The Donmar Warehouse’s American Imports season of new plays from across the pond fizzles out, rather than fizzes, with the world premiere of Richard Greenberg’s Take Me Out.
Fuelled by the playwright’s recent belated conversion to the game of baseball – an American national obsession to rival ours for football – he finds in it a metaphor for democracy itself, except he declares that baseball is better! “Democracy is lovely,” says Mason – a character who is clearly a stand-in for the author himself – “but baseball is more mature.”
Mason (Denis O’Hare) is a new friend and financial adviser to a star black baseball player, Darren Lemming (Daniel Sunjata), who has recently chosen to come out as gay. Darren has the wholehearted support of his best friend on the team, Kippy (Neal Huff), but not of his best friend off it, Davey (Kevin Carroll), who plays for a rival team.
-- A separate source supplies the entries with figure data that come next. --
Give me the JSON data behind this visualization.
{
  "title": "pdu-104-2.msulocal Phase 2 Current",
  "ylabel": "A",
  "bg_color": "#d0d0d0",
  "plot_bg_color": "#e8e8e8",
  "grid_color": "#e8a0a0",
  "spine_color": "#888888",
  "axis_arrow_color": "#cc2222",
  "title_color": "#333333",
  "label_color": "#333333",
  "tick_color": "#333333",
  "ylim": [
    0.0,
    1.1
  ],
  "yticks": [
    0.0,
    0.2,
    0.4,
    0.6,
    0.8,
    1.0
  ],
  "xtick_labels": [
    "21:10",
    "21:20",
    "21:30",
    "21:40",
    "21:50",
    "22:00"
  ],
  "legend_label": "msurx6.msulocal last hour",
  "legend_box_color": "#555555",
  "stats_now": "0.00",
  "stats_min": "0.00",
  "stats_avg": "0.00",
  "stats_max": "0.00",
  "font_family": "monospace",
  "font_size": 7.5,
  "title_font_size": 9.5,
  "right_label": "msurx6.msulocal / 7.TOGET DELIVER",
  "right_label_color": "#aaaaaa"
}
Nor does he count on the blind racial and sexual prejudice of newcomer Shane (Frederick Weller), as disadvantaged and dumb as they come but with what turns out to be a deadly skill in pitching ball.
While Greenberg’s play occasionally has balls (and the frequently naked actors more than prove that they do, too) in confronting these issues so forcefully, his meandering three-act work takes its time to get there. Like David Storey‘s play about rugby players, The Changing Room, this one is set largely off-pitch, in the team’s locker room; but even if the writing is sometimes overblown, Joe Mantello‘s production is pitch-perfect.
It is the performances that grab and grip you, rather than the predictable situation or declarations like “baseball is unrelentingly meaningful”. The only false or jarring notes struck are those of the playwright trying to convey his own epiphany in discovering the game in lines like that; it is greatly to the credit of the 11-strong, all-American cast that they transcend those grating assertions to completely inhabit and make us believe in the reality of its world.